Background and aims: The question of when and how to treat truly asymptomatic patients with severe aortic stenosis (AS) and normal left ventricular (LV) systolic function is still subject to debate and ongoing research. Here, the results of extended follow-up of the AVATAR trial are reported (NCT02436655, ClinicalTrials.gov).

Methods: The AVATAR trial randomly assigned patients with severe, asymptomatic AS and LV ejection fraction ≥ 50% to undergo either early surgical aortic valve replacement (AVR) or conservative treatment with watchful waiting strategy. All patients had negative exercise stress testing. The primary hypothesis was that early AVR will reduce a primary composite endpoint comprising all-cause death, acute myocardial infarction, stroke, or unplanned hospitalization for heart failure (HF), as compared with conservative treatment strategy.

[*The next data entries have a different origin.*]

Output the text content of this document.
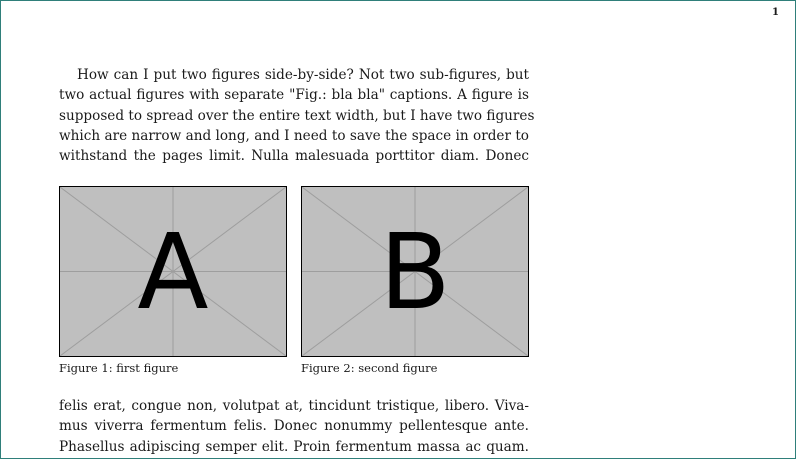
1
How can I put two figures side-by-side? Not two sub-figures, but
two actual figures with separate "Fig.: bla bla" captions. A figure is
supposed to spread over the entire text width, but I have two figures
which are narrow and long, and I need to save the space in order to
withstand the pages limit. Nulla malesuada porttitor diam. Donec
A
Figure 1: first figure
B
Figure 2: second figure
felis erat, congue non, volutpat at, tincidunt tristique, libero. Viva-
mus viverra fermentum felis. Donec nonummy pellentesque ante.
Phasellus adipiscing semper elit. Proin fermentum massa ac quam.
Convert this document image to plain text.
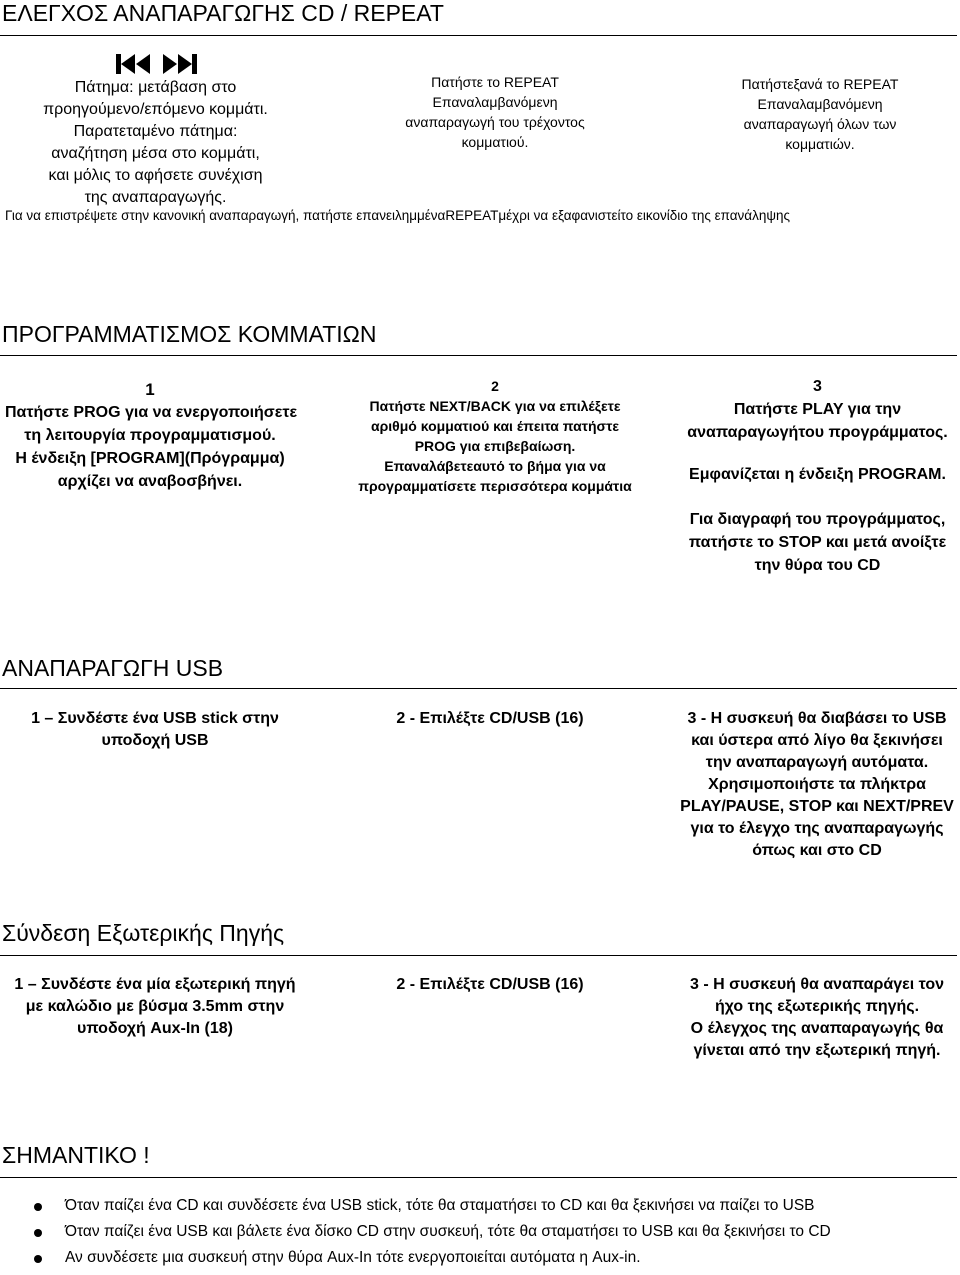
ΕΛΕΓΧΟΣ ΑΝΑΠΑΡΑΓΩΓΗΣ CD / REPEAT
Πάτημα: μετάβαση στο
προηγούμενο/επόμενο κομμάτι.
Παρατεταμένο πάτημα:
αναζήτηση μέσα στο κομμάτι,
και μόλις το αφήσετε συνέχιση
της αναπαραγωγής.
Πατήστε το REPEAT
Επαναλαμβανόμενη
αναπαραγωγή του τρέχοντος
κομματιού.
Πατήστεξανά το REPEAT
Επαναλαμβανόμενη
αναπαραγωγή όλων των
κομματιών.
Για να επιστρέψετε στην κανονική αναπαραγωγή, πατήστε επανειλημμέναREPEATμέχρι να εξαφανιστείτο εικονίδιο της επανάληψης
ΠΡΟΓΡΑΜΜΑΤΙΣΜΟΣ ΚΟΜΜΑΤΙΩΝ
1
Πατήστε PROG για να ενεργοποιήσετε
τη λειτουργία προγραμματισμού.
Η ένδειξη [PROGRAM](Πρόγραμμα)
αρχίζει να αναβοσβήνει.
2
Πατήστε NEXT/BACK για να επιλέξετε
αριθμό κομματιού και έπειτα πατήστε
PROG για επιβεβαίωση.
Επαναλάβετεαυτό το βήμα για να
προγραμματίσετε περισσότερα κομμάτια
3
Πατήστε PLAY για την
αναπαραγωγήτου προγράμματος.
Εμφανίζεται η ένδειξη PROGRAM.
Για διαγραφή του προγράμματος,
πατήστε το STOP και μετά ανοίξτε
την θύρα του CD
ΑΝΑΠΑΡΑΓΩΓΗ USB
1 – Συνδέστε ένα USB stick στην
υποδοχή USB
2 - Επιλέξτε CD/USB (16)	3 - Η συσκευή θα διαβάσει το USB
και ύστερα από λίγο θα ξεκινήσει
την αναπαραγωγή αυτόματα.
Χρησιμοποιήστε τα πλήκτρα
PLAY/PAUSE, STOP και NEXT/PREV
για το έλεγχο της αναπαραγωγής
όπως και στο CD
Σύνδεση Εξωτερικής Πηγής
1 – Συνδέστε ένα μία εξωτερική πηγή
με καλώδιο με βύσμα 3.5mm στην
υποδοχή Aux-In (18)
2 - Επιλέξτε CD/USB (16)	3 - Η συσκευή θα αναπαράγει τον
ήχο της εξωτερικής πηγής.
Ο έλεγχος της αναπαραγωγής θα
γίνεται από την εξωτερική πηγή.
ΣΗΜΑΝΤΙΚΟ !
Όταν παίζει ένα CD και συνδέσετε ένα USB stick, τότε θα σταματήσει το CD και θα ξεκινήσει να παίζει το USB
Όταν παίζει ένα USB και βάλετε ένα δίσκο CD στην συσκευή, τότε θα σταματήσει το USB και θα ξεκινήσει το CD
Αν συνδέσετε μια συσκευή στην θύρα Aux-In τότε ενεργοποιείται αυτόματα η Aux-in.
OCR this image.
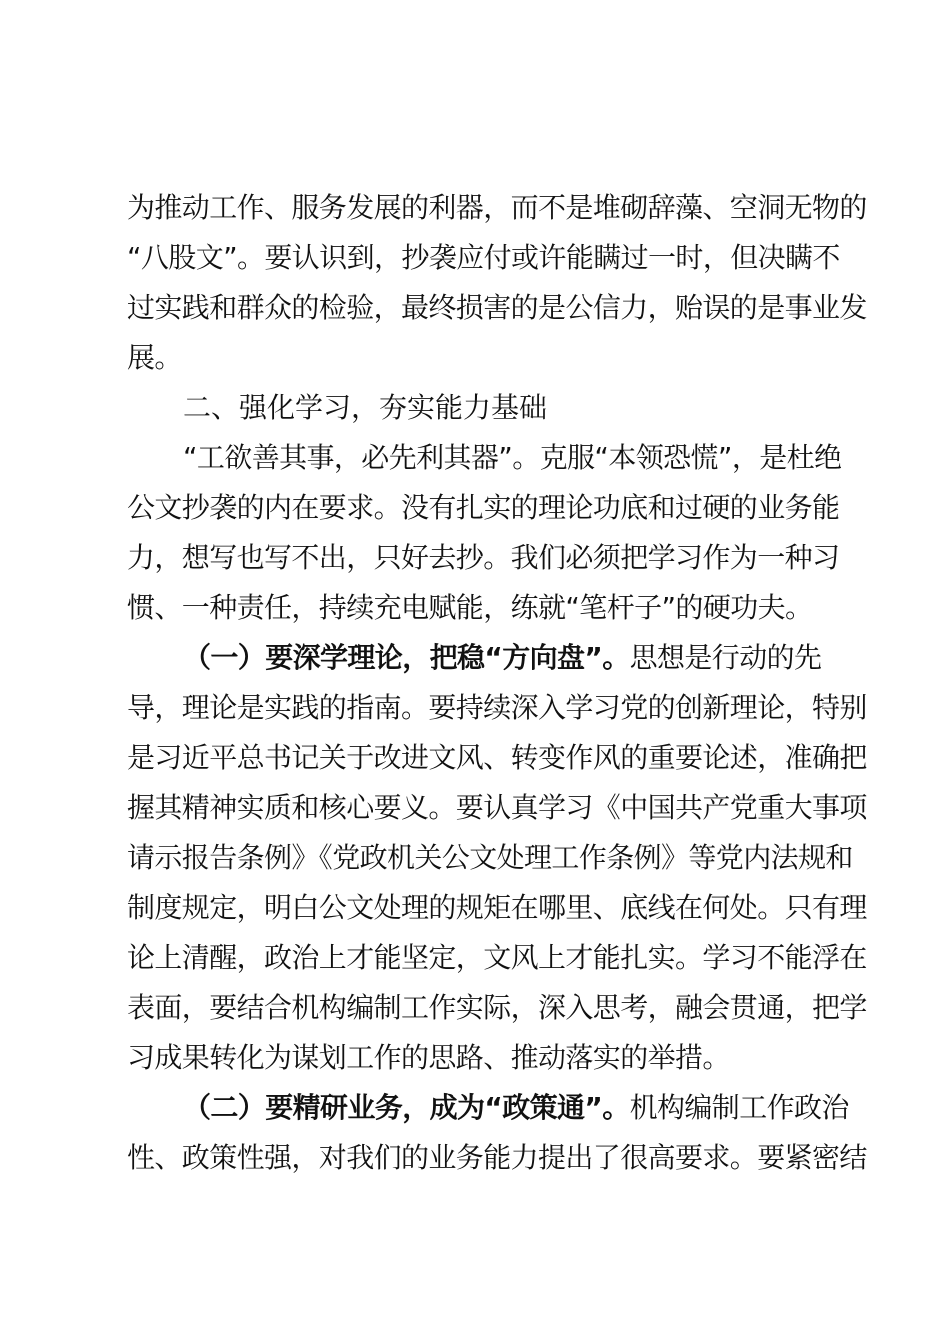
为推动工作、服务发展的利器，而不是堆砌辞藻、空洞无物的
“八股文”。要认识到，抄袭应付或许能瞒过一时，但决瞒不
过实践和群众的检验，最终损害的是公信力，贻误的是事业发
展。
二、强化学习，夯实能力基础
“工欲善其事，必先利其器”。克服“本领恐慌”，是杜绝
公文抄袭的内在要求。没有扎实的理论功底和过硬的业务能
力，想写也写不出，只好去抄。我们必须把学习作为一种习
惯、一种责任，持续充电赋能，练就“笔杆子”的硬功夫。
（一）要深学理论，把稳“方向盘”。思想是行动的先
导，理论是实践的指南。要持续深入学习党的创新理论，特别
是习近平总书记关于改进文风、转变作风的重要论述，准确把
握其精神实质和核心要义。要认真学习《中国共产党重大事项
请示报告条例》《党政机关公文处理工作条例》等党内法规和
制度规定，明白公文处理的规矩在哪里、底线在何处。只有理
论上清醒，政治上才能坚定，文风上才能扎实。学习不能浮在
表面，要结合机构编制工作实际，深入思考，融会贯通，把学
习成果转化为谋划工作的思路、推动落实的举措。
（二）要精研业务，成为“政策通”。机构编制工作政治
性、政策性强，对我们的业务能力提出了很高要求。要紧密结
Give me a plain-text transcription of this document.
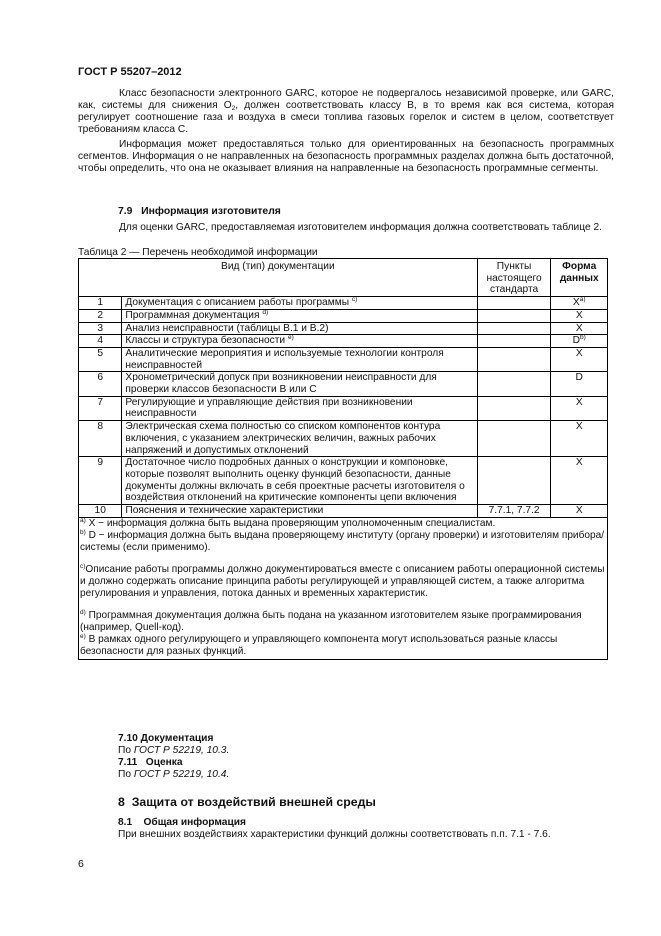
ГОСТ Р 55207–2012
Класс безопасности электронного GARC, которое не подвергалось независимой проверке, или GARC, как, системы для снижения $O_2$, должен соответствовать классу В, в то время как вся система, которая регулирует соотношение газа и воздуха в смеси топлива газовых горелок и систем в целом, соответствует требованиям класса С.
Информация может предоставляться только для ориентированных на безопасность программных сегментов. Информация о не направленных на безопасность программных разделах должна быть достаточной, чтобы определить, что она не оказывает влияния на направленные на безопасность программные сегменты.
7.9 Информация изготовителя
Для оценки GARC, предоставляемая изготовителем информация должна соответствовать таблице 2.
Таблица 2 — Перечень необходимой информации
Вид (тип) документации		Пункты настоящего стандарта	Форма данных
1	Документация с описанием работы программы $^{c)}$		$X^{a)}$
2	Программная документация $^{d)}$		X
3	Анализ неисправности (таблицы В.1 и В.2)		X
4	Классы и структура безопасности $^{e)}$		$D^{b)}$
5	Аналитические мероприятия и используемые технологии контроля неисправностей		X
6	Хронометрический допуск при возникновении неисправности для проверки классов безопасности В или С		D
7	Регулирующие и управляющие действия при возникновении неисправности		X
8	Электрическая схема полностью со списком компонентов контура включения, с указанием электрических величин, важных рабочих напряжений и допустимых отклонений		X
9	Достаточное число подробных данных о конструкции и компоновке, которые позволят выполнить оценку функций безопасности, данные документы должны включать в себя проектные расчеты изготовителя о воздействия отклонений на критические компоненты цепи включения		X
10	Пояснения и технические характеристики	7.7.1, 7.7.2	X

$^{a)}$ X − информация должна быть выдана проверяющим уполномоченным специалистам.

$^{b)}$ D − информация должна быть выдана проверяющему институту (органу проверки) и изготовителям прибора/системы (если применимо).

$^{c)}$Описание работы программы должно документироваться вместе с описанием работы операционной системы и должно содержать описание принципа работы регулирующей и управляющей систем, а также алгоритма регулирования и управления, потока данных и временных характеристик.

$^{d)}$ Программная документация должна быть подана на указанном изготовителем языке программирования (например, Quell-код).

$^{e)}$ В рамках одного регулирующего и управляющего компонента могут использоваться разные классы безопасности для разных функций.			

7.10 Документация
По ГОСТ Р 52219, 10.3.
7.11 Оценка
По ГОСТ Р 52219, 10.4.
8 Защита от воздействий внешней среды
8.1 Общая информация
При внешних воздействиях характеристики функций должны соответствовать п.п. 7.1 - 7.6.
6
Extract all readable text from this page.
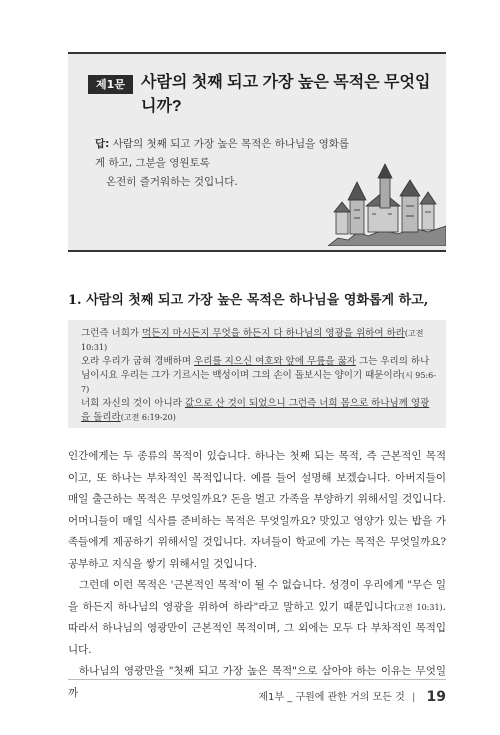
제1문	사람의 첫째 되고 가장 높은 목적은 무엇입니까?
답: 사람의 첫째 되고 가장 높은 목적은 하나님을 영화롭게 하고, 그분을 영원토록
온전히 즐거워하는 것입니다.
1. 사람의 첫째 되고 가장 높은 목적은 하나님을 영화롭게 하고,

그런즉 너희가 먹든지 마시든지 무엇을 하든지 다 하나님의 영광을 위하여 하라(고전 10:31)

오라 우리가 굽혀 경배하며 우리를 지으신 여호와 앞에 무릎을 꿇자 그는 우리의 하나님이시요 우리는 그가 기르시는 백성이며 그의 손이 돌보시는 양이기 때문이라(시 95:6-7)

너희 자신의 것이 아니라 값으로 산 것이 되었으니 그런즉 너희 몸으로 하나님께 영광을 돌리라(고전 6:19-20)

인간에게는 두 종류의 목적이 있습니다. 하나는 첫째 되는 목적, 즉 근본적인 목적이고, 또 하나는 부차적인 목적입니다. 예를 들어 설명해 보겠습니다. 아버지들이 매일 출근하는 목적은 무엇일까요? 돈을 벌고 가족을 부양하기 위해서일 것입니다. 어머니들이 매일 식사를 준비하는 목적은 무엇일까요? 맛있고 영양가 있는 밥을 가족들에게 제공하기 위해서일 것입니다. 자녀들이 학교에 가는 목적은 무엇일까요? 공부하고 지식을 쌓기 위해서일 것입니다.

그런데 이런 목적은 '근본적인 목적'이 될 수 없습니다. 성경이 우리에게 "무슨 일을 하든지 하나님의 영광을 위하여 하라"라고 말하고 있기 때문입니다(고전 10:31). 따라서 하나님의 영광만이 근본적인 목적이며, 그 외에는 모두 다 부차적인 목적입니다.

하나님의 영광만을 "첫째 되고 가장 높은 목적"으로 삼아야 하는 이유는 무엇일까	제1부 _ 구원에 관한 거의 모든 것 | 19
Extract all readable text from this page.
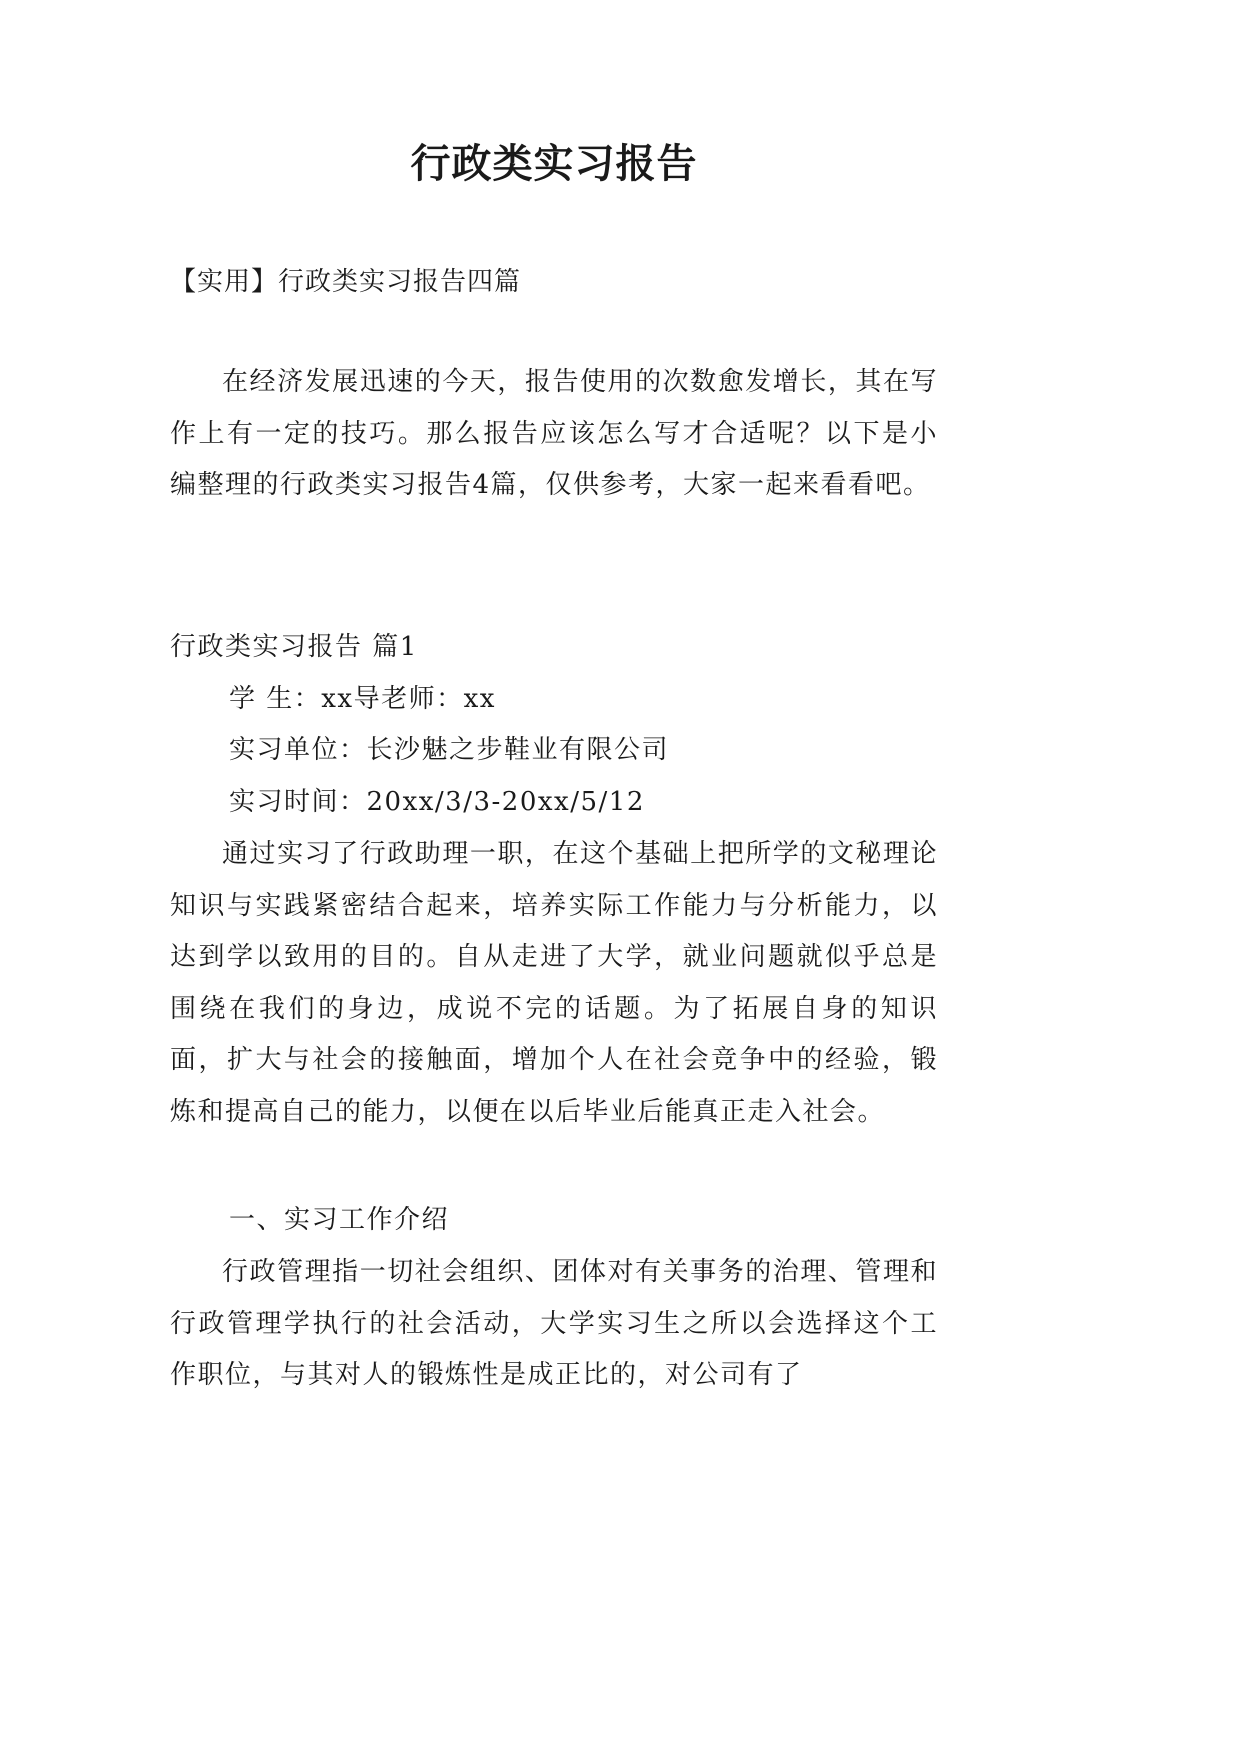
行政类实习报告

【实用】行政类实习报告四篇

在经济发展迅速的今天，报告使用的次数愈发增长，其在写作上有一定的技巧。那么报告应该怎么写才合适呢？以下是小编整理的行政类实习报告4篇，仅供参考，大家一起来看看吧。

行政类实习报告 篇1

学 生：xx导老师：xx

实习单位：长沙魅之步鞋业有限公司

实习时间：20xx/3/3-20xx/5/12

通过实习了行政助理一职，在这个基础上把所学的文秘理论知识与实践紧密结合起来，培养实际工作能力与分析能力，以达到学以致用的目的。自从走进了大学，就业问题就似乎总是围绕在我们的身边，成说不完的话题。为了拓展自身的知识面，扩大与社会的接触面，增加个人在社会竞争中的经验，锻炼和提高自己的能力，以便在以后毕业后能真正走入社会。

一、实习工作介绍

行政管理指一切社会组织、团体对有关事务的治理、管理和行政管理学执行的社会活动，大学实习生之所以会选择这个工作职位，与其对人的锻炼性是成正比的，对公司有了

Results: A total of 157 low-risk patients (mean age 67 years, 57% men, mean Society of Thoracic Surgeons score 1.7%) were randomly allocated to either the early AVR group (n = 78) or the conservative treatment group (n = 79). In an intention-to-treat analysis, after a median follow-up of 63 months, the primary composite endpoint outcome event occurred in 18/78 patients (23.1%) in the early surgery group and in 37/79 patients (46.8%) in the conservative treatment group [hazard ratio (HR) early surgery vs. conservative treatment 0.42; 95% confidence interval (CI) 0.24-0.73, P = .002]. The Kaplan-Meier estimates for individual endpoints of all-cause death and HF hospitalization were significantly lower in the early surgery compared with the conservative group (HR 0.44; 95% CI 0.23-0.85, P = .012, for all-cause death and HR 0.21; 95% CI 0.06-0.73, P = .007, for HF hospitalizations).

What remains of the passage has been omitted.